There are multiple ways to assign selections. The easiest one is to select a range (click and drag the mouse cursor) of text and then click on the code you want to assign.

select range and assign code

Another way is to select a range then open the selection menu by right-clicking on that selected range. There you can also select the codes from the list by clicking on the intended one.

select range and assign menu

The selection is now colored with the color of the related code. You can hover your mouse cursor over the text in order to reveal the range and related code's name.

Alternatively you can also right-click on the selection to reveal such information or execute actions (assign another code to selection, delete selection).

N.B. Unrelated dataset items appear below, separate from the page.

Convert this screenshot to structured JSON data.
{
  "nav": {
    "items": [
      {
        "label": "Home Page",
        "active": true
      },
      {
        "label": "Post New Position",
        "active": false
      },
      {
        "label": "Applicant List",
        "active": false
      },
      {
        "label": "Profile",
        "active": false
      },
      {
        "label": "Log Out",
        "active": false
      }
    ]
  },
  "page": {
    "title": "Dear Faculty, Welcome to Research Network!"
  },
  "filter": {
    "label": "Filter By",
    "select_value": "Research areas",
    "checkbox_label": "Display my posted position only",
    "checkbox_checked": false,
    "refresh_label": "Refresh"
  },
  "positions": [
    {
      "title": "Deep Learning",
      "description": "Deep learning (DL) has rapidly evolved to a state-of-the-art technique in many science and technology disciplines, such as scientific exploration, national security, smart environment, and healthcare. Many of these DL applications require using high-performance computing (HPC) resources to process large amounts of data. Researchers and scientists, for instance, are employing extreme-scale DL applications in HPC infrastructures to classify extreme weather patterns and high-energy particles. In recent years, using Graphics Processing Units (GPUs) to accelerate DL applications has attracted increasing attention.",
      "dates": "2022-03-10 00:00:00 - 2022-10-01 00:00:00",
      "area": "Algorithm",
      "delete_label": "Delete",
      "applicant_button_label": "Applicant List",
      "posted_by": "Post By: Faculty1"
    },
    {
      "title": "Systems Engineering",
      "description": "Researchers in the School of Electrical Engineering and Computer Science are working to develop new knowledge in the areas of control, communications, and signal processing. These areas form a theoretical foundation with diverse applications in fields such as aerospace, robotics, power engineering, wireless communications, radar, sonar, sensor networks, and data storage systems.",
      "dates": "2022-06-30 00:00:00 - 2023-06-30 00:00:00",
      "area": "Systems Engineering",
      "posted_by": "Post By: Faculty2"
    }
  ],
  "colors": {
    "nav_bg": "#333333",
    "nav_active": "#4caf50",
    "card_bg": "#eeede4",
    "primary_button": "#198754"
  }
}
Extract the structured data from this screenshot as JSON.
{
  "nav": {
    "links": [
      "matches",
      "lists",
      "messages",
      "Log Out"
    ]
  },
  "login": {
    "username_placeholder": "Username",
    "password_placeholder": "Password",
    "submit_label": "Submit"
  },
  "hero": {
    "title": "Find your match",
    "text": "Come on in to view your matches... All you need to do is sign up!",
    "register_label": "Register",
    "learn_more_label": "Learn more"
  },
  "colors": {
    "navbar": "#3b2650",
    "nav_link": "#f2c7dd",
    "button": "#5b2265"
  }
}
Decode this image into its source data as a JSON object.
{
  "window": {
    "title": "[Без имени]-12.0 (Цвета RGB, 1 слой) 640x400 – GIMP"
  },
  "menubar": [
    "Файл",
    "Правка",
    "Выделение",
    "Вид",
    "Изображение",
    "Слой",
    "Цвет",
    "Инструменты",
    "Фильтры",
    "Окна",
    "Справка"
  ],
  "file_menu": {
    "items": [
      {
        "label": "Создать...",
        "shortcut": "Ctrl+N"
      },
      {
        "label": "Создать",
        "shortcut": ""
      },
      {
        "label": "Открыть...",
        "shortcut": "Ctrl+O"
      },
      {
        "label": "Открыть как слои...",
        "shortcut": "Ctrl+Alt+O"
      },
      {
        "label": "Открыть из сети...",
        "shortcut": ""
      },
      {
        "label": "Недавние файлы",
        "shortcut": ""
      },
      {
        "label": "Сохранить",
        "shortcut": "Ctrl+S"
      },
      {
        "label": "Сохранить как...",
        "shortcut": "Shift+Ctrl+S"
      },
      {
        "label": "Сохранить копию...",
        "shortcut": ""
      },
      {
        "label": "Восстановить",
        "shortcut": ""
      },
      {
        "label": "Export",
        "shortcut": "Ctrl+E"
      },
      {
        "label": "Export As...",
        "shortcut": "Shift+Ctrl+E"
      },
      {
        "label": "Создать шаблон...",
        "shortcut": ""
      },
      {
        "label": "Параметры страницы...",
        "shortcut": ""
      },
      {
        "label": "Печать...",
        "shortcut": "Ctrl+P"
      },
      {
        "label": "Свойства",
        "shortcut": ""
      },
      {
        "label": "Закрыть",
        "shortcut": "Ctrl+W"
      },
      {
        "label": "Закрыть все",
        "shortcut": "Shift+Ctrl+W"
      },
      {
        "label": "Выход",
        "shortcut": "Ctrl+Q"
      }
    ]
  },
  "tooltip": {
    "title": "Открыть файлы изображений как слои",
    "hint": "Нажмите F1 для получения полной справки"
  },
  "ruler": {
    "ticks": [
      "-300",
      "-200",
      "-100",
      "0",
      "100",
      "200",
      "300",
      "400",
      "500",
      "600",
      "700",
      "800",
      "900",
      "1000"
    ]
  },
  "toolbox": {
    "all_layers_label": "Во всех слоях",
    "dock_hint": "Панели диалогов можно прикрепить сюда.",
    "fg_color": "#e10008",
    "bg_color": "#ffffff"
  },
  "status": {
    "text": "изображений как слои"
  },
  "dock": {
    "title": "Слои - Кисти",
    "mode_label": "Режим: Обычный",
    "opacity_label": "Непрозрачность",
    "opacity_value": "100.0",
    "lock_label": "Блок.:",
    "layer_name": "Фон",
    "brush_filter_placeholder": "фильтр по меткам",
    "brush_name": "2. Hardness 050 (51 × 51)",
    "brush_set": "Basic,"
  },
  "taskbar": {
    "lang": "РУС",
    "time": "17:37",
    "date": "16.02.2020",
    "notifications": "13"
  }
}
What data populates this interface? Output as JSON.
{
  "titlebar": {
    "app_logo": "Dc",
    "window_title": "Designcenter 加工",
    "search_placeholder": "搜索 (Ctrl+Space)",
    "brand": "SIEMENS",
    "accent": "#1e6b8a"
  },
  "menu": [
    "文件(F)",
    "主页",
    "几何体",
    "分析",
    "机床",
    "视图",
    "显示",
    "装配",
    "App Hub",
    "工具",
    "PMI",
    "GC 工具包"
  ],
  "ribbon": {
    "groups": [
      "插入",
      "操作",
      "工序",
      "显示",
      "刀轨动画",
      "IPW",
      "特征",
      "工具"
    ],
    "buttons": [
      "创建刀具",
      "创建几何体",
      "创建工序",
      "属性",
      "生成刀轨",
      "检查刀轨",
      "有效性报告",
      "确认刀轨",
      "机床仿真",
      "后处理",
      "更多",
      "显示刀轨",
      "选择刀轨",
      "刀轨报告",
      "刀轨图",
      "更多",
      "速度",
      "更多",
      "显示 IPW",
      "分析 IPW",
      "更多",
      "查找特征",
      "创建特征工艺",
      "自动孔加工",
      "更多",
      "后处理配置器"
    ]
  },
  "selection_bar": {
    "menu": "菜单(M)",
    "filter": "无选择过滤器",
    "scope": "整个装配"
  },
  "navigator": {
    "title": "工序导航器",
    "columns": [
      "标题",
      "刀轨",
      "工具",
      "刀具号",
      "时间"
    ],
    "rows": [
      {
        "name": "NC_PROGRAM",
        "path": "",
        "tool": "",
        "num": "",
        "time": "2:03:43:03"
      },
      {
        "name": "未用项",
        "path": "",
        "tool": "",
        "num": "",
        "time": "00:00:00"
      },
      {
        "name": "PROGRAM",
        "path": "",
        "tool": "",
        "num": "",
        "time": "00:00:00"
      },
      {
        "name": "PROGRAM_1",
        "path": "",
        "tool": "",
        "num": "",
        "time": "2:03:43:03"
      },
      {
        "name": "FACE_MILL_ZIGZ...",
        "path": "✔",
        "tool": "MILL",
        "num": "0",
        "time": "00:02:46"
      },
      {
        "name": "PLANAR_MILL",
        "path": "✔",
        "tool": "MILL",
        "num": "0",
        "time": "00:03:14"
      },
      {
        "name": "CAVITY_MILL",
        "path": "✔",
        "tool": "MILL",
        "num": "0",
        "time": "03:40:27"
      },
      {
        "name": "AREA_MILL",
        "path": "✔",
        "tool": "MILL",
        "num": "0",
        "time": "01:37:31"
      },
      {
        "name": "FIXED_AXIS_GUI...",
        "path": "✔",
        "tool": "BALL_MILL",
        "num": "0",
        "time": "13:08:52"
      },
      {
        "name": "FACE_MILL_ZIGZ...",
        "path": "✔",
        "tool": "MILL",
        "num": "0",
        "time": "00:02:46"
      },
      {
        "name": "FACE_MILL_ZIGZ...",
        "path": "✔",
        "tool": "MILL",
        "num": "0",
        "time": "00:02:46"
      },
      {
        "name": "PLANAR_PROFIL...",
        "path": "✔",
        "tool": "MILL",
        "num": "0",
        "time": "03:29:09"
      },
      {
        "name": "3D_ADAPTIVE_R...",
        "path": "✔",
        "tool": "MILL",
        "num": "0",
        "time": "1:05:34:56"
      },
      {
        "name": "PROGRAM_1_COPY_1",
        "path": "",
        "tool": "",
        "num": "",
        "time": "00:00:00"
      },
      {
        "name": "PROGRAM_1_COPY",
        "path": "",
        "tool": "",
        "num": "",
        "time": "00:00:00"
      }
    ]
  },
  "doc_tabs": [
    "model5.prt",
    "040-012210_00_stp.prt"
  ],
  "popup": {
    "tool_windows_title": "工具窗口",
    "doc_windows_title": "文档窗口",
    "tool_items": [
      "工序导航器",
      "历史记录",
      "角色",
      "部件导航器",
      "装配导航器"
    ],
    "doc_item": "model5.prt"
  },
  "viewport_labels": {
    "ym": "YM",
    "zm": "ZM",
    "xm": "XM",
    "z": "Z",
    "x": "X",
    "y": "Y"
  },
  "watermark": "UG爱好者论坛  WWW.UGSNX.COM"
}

In a collaborative project you will also see who assigned the selection.

NOTE

For now there is full transparency for collaborative selections. In future releases we will provide multiple collaboration modes to support transparent coding, as well as independent coding (inter coder reliability).

Additionally, the selection is added to the code in the left panel's code list. You can reveal it by clicking on the selections list button, right to the code entry. This will collapse a panel, listing all selections related to the given code.

collapse selections

Replacing a selection with a new code

If you right-click on a selection you will see the selection menu. There you are able to select a new code for the given selection. Click on the button with the exchanging arrows to reveal the list of codes and select a new code. The selection range will remain the same but the color and related code will update to the new selected one.

Overlapping selections

OpenQDA supports overlapping selections of arbitrary depth. In such case, the overlap will not be assigned a color, but a white background with a border instead. Hovering or right-clicking this range will reveal all involved selections, including their range and related code.

overlapping selections

Deleting a selection

If you right-click on a selection you will see the selection menu. There you are able to select a new code for the given selection. Click on the button with the trash icon in order to delete the selection for the given range.

WARNING

You will not be asked to confirm the deletion.